I'm trying to make a lottery program with a coupon of 6 elements of my choice from 1 to 10. (I changed the numbers to be simple for the sake of this example). The following script does the job of generating random 6 elements of numbers in the range of 1 to 10 and it finds the intersection between them and between my coupon, but I would like to calculate the chance of(ratios), for example, 4 matchup numbers between the generated random numbers and between my coupon. any ideas?

import random
from collections import Counter
mc = [9, 6, 5, 4, 8, 1]
mycoupon = set(mc)
for _ in range(100):
    r = random.sample(range(1, 10), 6)
    draws = set(r)
    
    cc = Counter(mycoupon)
    dc = Counter(r)
    common = cc.keys() & dc.keys()
    counts = 0
    for cel in common:
        counts += min(cc[cel], dc[cel])

    print("My coupon: ", mycoupon)
    print("Draw: ", draws)
    print("Matches: ", counts)

Solution

  • This is really a probability question more than a programming question. But no worries, probability is cool.

    So, in your example, there are 6 elements on a ticket. Suppose the number of possible values on each element is N (N=10 in your example).

    I assume that for each element, all N values are equally likely. I also assume that each element's value is chosen independently from the others. This means that each of the N^6 possible tickets is equally likely.

    That means we can compute the likelihood of some condition occurring based on the number of tickets that would satisfy that condition. For example, the chance of a ticket matching all 6 numbers is 1 / N^6, because there's exactly one ticket that matches all 6.

    If you want to find the probability of matching exactly 4 numbers, we just have to count the number of tickets that match exactly 4 elements. We can count them by considering this process for generating tickets:

    • First, select which 4 elements match, setting them equal to the true values.
    • Then select the values of the remaining elements, setting them to any value but the matching value.

    This process can generate any ticket matching exactly 4 elements. It can't generate a ticket having more than 4 elements matching. So if we count up how many tickets this process might choose, that's the number of tickets matching exactly 4 elements.

    The first step has 6 choose 4 = 15 possible choices. The second step has (N-1)^2 possible outcomes (N-1 because we can't choose the correct value).

    Therefore, the number of tickets that match exactly 4 out of 6 is 15 * (N - 1)^2, for a probability of 15 * (N-1)^2 / N^6. In your example of N=10, that's 15 * 9^2 / 10^6 = 0.001215.

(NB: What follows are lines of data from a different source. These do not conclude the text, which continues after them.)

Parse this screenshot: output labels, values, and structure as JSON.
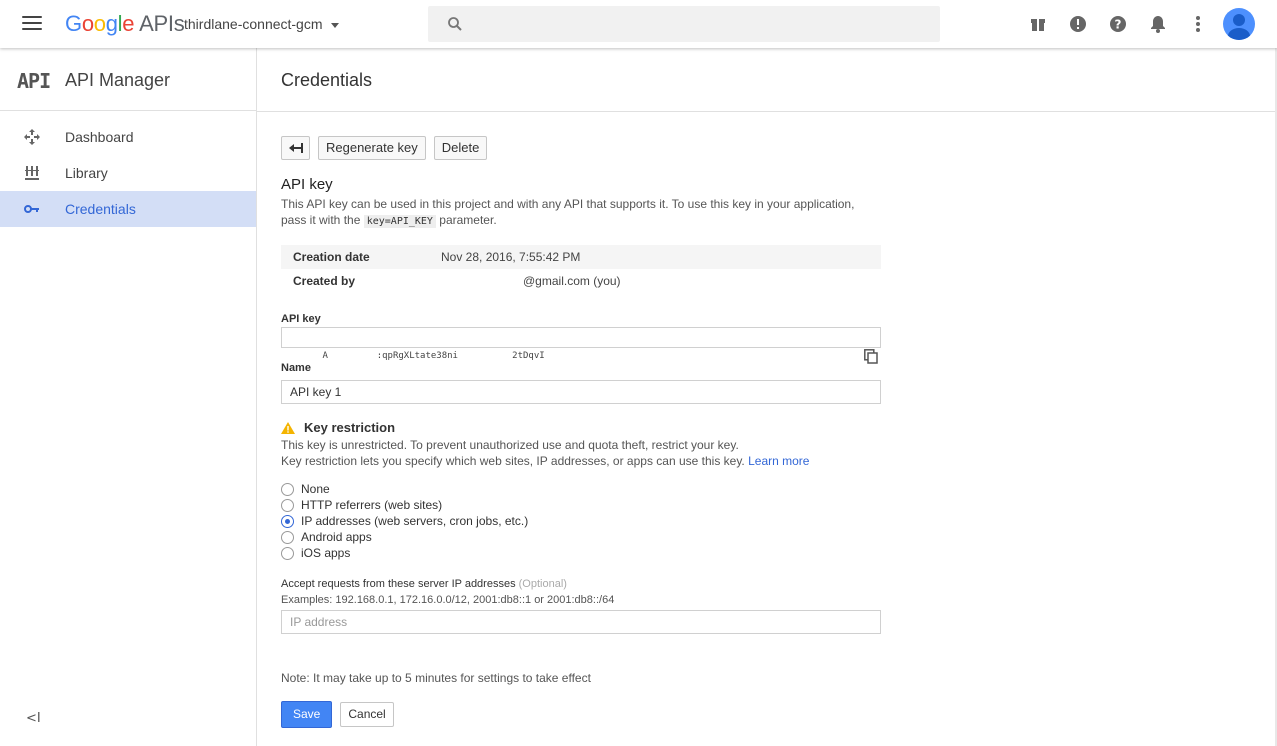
{
  "topbar": {
    "logo_google": [
      "G",
      "o",
      "o",
      "g",
      "l",
      "e"
    ],
    "logo_apis": "APIs",
    "project_name": "thirdlane-connect-gcm",
    "search_placeholder": ""
  },
  "sidebar": {
    "logo_text": "API",
    "title": "API Manager",
    "items": [
      {
        "label": "Dashboard",
        "icon": "dashboard-icon"
      },
      {
        "label": "Library",
        "icon": "library-icon"
      },
      {
        "label": "Credentials",
        "icon": "key-icon"
      }
    ],
    "collapse_label": "<I"
  },
  "main": {
    "title": "Credentials",
    "buttons": {
      "back": "←",
      "regenerate": "Regenerate key",
      "delete": "Delete"
    },
    "api_key_section": {
      "title": "API key",
      "desc_before": "This API key can be used in this project and with any API that supports it. To use this key in your application, pass it with the ",
      "desc_code": "key=API_KEY",
      "desc_after": " parameter."
    },
    "info": {
      "creation_label": "Creation date",
      "creation_value": "Nov 28, 2016, 7:55:42 PM",
      "created_by_label": "Created by",
      "created_by_value": "@gmail.com (you)"
    },
    "key_field": {
      "label": "API key",
      "value": "A         :qpRgXLtate38ni          2tDqvI"
    },
    "name_field": {
      "label": "Name",
      "value": "API key 1"
    },
    "restriction": {
      "title": "Key restriction",
      "line1": "This key is unrestricted. To prevent unauthorized use and quota theft, restrict your key.",
      "line2": "Key restriction lets you specify which web sites, IP addresses, or apps can use this key. ",
      "learn_more": "Learn more",
      "options": [
        {
          "label": "None",
          "selected": false
        },
        {
          "label": "HTTP referrers (web sites)",
          "selected": false
        },
        {
          "label": "IP addresses (web servers, cron jobs, etc.)",
          "selected": true
        },
        {
          "label": "Android apps",
          "selected": false
        },
        {
          "label": "iOS apps",
          "selected": false
        }
      ]
    },
    "ip_field": {
      "label": "Accept requests from these server IP addresses",
      "optional": "(Optional)",
      "examples": "Examples: 192.168.0.1, 172.16.0.0/12, 2001:db8::1 or 2001:db8::/64",
      "placeholder": "IP address"
    },
    "note": "Note: It may take up to 5 minutes for settings to take effect",
    "save_label": "Save",
    "cancel_label": "Cancel"
  },
  "colors": {
    "accent": "#4285f4",
    "active_bg": "#d3def6",
    "active_text": "#3367d6",
    "warning": "#f4b400"
  }
}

    In the general case of a ticket of length T, in which you wish to match exactly k elements, each element being up to N, the probability should be (T choose k) * (N-1)^(T-k) / N^T.

    Probably the most convenient way to write that in Python will be to actually compute as written, counting the number of matching tickets and then dividing by N^T. This is because Python (at least, Python 3, don't know about Python 2) will automatically switch to using bignums to handle large integers, so you won't have to worry about loss of precision or overflow.